São momentos de degustação no sistema fisiológico, de percepção na produção de sentido e inteligível na análise, comparação e relação entre objetos e pessoas. Elementos instituídos nas dimensões do espaço e do tempo, da experiência e vivência, de lembranças e memórias em uma melodia que corresponde a linha na sucessão dos ingredientes que se sucedem uns aos outros, na harmonia ou na simultaneidade dos pratos no plano estésico, na convergência do menu, em que todos os pratos se confluem na mesma direção para o enunciatário.

Referências

GREIMAS, A. J. COURTÉS, J. Dicionário de semiótica. 2º ed., São Paulo: Contexto, 2013.

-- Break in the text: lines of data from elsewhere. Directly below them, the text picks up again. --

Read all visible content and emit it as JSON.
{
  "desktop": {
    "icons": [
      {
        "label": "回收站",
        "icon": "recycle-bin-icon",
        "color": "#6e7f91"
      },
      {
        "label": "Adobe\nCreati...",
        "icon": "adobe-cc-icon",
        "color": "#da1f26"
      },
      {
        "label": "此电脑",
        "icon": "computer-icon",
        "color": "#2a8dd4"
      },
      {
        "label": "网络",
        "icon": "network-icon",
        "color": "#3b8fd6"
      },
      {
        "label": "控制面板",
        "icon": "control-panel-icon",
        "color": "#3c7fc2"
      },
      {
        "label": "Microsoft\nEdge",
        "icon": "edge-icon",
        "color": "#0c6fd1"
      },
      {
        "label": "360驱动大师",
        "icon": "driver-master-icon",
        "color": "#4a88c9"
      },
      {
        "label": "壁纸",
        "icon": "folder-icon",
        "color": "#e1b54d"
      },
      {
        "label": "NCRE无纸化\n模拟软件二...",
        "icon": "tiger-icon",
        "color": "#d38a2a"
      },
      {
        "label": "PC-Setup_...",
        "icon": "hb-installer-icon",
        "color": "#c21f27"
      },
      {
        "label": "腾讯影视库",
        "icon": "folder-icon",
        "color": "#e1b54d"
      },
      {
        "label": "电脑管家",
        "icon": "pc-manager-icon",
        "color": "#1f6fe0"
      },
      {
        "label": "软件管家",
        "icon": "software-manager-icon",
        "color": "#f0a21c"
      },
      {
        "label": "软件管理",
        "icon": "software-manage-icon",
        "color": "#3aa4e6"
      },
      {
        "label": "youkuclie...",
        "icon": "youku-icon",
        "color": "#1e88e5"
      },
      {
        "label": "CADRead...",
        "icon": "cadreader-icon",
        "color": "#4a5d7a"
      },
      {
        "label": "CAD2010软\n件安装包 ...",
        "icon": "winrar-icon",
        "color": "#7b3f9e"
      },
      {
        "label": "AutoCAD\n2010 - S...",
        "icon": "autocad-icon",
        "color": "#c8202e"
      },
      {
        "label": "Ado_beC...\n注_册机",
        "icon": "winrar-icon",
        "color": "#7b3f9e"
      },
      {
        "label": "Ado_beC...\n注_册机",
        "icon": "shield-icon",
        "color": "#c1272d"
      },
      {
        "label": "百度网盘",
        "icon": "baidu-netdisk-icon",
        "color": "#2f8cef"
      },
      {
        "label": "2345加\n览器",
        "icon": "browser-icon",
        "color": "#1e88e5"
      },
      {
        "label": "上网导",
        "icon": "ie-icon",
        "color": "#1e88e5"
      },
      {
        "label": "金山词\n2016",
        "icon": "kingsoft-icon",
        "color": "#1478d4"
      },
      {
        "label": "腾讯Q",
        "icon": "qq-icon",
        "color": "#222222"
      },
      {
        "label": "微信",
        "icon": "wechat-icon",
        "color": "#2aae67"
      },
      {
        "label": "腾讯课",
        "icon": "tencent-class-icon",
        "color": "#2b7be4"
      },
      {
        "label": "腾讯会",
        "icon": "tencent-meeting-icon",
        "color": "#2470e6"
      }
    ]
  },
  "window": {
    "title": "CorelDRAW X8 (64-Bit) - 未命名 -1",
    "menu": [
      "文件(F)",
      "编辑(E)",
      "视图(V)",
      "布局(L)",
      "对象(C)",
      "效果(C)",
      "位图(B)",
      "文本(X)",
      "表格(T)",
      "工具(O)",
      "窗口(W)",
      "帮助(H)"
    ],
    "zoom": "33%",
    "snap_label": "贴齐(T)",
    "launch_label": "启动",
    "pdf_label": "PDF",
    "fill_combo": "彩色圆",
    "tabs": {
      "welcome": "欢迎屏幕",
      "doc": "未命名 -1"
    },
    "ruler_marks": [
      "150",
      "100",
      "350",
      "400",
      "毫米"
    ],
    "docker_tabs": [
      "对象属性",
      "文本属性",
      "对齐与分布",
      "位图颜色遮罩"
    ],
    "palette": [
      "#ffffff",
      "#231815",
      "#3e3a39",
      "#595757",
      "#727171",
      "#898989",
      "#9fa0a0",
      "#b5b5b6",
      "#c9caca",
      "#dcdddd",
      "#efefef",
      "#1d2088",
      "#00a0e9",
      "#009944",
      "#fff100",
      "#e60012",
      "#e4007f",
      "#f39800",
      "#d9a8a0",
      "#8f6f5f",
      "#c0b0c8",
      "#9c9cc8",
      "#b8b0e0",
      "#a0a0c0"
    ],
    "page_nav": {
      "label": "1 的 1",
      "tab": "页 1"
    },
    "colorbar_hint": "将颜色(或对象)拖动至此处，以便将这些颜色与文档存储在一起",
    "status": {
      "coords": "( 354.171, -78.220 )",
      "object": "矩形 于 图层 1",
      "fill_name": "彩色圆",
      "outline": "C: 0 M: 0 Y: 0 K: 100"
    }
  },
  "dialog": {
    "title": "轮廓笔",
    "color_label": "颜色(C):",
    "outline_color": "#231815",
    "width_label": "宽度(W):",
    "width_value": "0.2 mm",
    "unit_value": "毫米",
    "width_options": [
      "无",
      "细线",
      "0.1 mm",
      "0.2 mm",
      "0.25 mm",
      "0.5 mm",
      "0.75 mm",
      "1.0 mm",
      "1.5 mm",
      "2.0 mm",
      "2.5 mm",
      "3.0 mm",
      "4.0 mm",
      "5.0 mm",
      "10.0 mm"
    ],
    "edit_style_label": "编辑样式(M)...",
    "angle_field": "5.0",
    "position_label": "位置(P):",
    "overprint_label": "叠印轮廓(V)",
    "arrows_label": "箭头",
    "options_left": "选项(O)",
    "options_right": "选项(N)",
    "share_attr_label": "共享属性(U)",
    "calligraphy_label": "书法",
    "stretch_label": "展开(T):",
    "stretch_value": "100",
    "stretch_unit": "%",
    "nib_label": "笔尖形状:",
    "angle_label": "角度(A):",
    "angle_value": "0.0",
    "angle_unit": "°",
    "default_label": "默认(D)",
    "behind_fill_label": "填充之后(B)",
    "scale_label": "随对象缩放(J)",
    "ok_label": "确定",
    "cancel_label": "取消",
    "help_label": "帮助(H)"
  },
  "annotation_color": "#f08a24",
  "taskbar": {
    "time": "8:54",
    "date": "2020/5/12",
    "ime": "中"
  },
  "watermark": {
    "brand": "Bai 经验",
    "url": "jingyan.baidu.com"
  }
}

KOELLREUTTER, H. J. et al. Ouvido e consciência. São Paulo: Rádio Cultura FM, 1986. Disponível em: <https://bit.ly/2X78ast>. Acesso em 11 abr. 2019.

LANDOWSKI, E. Interações arriscadas. Tradução Luiza Helena Oliveira da Silva. São Paulo: Estação das Letras e Cores: Centro de Pesquisas Sociossemióticas, 2014.

MERLEAU-PONTY, M. Fenomenologia da percepção. Tradução Carlos Alberto Ribeiro Mota. 5ª edição. São Paulo: Editora WMF Martins Fontes, 2018.

PEIXOTO, A. J. Os sentidos formativos das concepções de corpo e existência na fenomenologia de Merleau-Ponty. Revista abordagem gestalt, Goiânia, v. 18, n. 1, p. 43-51, jun. 2012. Disponível em <https://bit.ly/2MtpO71>. Acesso em 19 out. 2019.

TATIT, L. Análise semiótica através das letras. São Paulo: Ateliê Editorial, 2001.